Three months after Gizmodo reported that the editors of Facebook’s Trending Topics suppressed conservative news stories and outlets, the social network announced today that humans will no longer write the summaries for trending topics.
In the past, a combination of algorithmic surfacing and human editorial judgement worked in concert to determine what appeared in the sidebar. The small summaries — “Go Topless Day: Sunday Marks Annual Day of Support for Public Female Toplessness,” read one from today — were written by humans. Now, though, such poetry will disappear from our screens, and Facebook will use computer programs to automatically excerpt story summaries.
Recode writes:
It is not, however, cutting out humans entirely. In fact, Facebook employees will still select which stories ultimately make it into the trending section. An algorithm will surface popular stories, but Facebook editors will weed out the inappropriate or fake ones. “There are still people involved in this process to ensure that the topics that appear in Trending remain high-quality,” the company’s blog reads.
This doesn’t sound like it’s going to quell conservative fears. Arguably, it was news selection that got Facebook in trouble in the first place, not the actual wording of the summaries themselves.

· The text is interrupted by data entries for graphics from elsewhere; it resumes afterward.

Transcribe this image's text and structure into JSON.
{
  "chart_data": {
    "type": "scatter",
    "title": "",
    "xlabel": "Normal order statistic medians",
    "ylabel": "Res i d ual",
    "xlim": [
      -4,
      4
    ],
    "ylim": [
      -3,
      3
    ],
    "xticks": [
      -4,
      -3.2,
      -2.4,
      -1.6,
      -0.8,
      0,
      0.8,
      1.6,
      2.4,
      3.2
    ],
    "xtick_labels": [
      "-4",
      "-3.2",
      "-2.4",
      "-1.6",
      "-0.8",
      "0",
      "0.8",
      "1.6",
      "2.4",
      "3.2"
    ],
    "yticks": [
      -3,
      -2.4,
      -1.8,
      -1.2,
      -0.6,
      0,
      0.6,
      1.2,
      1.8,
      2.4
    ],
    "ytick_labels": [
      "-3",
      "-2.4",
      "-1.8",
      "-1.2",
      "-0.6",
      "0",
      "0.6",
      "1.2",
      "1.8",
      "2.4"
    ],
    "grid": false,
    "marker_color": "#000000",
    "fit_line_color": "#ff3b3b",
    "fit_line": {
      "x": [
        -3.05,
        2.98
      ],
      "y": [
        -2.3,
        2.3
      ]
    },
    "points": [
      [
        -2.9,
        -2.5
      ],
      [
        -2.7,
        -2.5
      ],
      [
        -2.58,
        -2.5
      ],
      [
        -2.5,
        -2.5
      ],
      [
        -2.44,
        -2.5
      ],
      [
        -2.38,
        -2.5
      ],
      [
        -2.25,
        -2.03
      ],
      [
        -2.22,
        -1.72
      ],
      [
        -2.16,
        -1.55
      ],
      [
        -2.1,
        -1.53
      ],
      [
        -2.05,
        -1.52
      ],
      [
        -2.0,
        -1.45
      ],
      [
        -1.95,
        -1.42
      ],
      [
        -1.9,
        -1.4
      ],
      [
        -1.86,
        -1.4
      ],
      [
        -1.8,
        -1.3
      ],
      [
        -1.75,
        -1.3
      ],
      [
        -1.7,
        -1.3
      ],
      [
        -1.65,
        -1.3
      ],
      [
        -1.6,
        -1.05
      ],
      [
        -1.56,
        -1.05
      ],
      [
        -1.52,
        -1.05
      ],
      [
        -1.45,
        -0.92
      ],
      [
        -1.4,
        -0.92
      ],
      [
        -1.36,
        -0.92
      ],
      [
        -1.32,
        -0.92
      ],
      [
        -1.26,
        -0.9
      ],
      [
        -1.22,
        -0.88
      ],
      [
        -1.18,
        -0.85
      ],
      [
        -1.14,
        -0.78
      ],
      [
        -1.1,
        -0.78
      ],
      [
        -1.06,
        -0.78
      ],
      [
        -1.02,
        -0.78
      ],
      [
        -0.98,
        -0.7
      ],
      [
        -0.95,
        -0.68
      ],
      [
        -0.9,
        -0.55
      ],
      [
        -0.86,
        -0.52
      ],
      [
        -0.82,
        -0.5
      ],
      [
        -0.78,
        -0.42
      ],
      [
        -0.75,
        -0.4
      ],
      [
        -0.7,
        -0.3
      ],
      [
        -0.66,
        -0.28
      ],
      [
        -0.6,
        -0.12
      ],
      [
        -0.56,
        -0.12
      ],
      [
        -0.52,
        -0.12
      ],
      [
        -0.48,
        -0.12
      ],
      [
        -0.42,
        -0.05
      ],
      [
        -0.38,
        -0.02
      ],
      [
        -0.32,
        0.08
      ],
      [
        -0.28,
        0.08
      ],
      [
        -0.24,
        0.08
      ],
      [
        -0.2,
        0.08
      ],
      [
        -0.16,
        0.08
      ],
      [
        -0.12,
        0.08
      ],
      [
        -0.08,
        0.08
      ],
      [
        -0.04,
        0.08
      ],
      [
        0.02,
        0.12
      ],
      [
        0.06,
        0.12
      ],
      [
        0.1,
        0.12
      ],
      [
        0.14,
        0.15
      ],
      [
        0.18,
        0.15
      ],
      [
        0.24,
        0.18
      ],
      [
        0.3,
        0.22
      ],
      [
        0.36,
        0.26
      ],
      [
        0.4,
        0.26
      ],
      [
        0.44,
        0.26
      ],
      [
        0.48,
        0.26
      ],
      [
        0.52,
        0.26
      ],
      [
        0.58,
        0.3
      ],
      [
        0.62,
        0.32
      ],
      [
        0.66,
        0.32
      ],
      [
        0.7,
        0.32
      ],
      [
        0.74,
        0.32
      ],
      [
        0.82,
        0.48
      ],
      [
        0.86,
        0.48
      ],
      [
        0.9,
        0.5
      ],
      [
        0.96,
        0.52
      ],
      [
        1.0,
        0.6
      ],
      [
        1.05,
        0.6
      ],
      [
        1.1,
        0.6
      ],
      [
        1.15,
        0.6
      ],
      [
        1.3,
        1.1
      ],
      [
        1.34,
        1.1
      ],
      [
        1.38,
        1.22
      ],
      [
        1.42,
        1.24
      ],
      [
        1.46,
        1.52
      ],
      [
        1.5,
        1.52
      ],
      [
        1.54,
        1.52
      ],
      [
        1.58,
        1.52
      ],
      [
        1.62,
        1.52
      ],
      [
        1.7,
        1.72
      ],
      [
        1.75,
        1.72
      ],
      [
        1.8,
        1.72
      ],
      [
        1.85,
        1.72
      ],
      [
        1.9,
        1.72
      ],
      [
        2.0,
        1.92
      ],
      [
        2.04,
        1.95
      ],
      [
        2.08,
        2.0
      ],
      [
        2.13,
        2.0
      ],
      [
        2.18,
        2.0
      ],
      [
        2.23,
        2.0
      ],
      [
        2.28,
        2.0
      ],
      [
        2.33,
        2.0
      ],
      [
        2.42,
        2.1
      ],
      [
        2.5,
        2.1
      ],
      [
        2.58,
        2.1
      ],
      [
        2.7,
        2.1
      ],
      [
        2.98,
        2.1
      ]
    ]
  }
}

So far, what’s replacing story summaries on the homepage is just a number: “11K people talking about this” (Sarah Jessica Parker) or “1M people talking about this” (Netflix). And, while that may not quite address the political or editorial concerns, it’s a welcome change. The root problem of Trending Topics has always been Facebook’s lack of transparency. “5.6K people” might not tell you why Republican Party of Minnesota is trending — but it does tell you that it’s a relatively small number of people who are discussing it, which is much more useful information than a short summary written in the alien’s-first-day-on-Earth tone of Trending Topics past.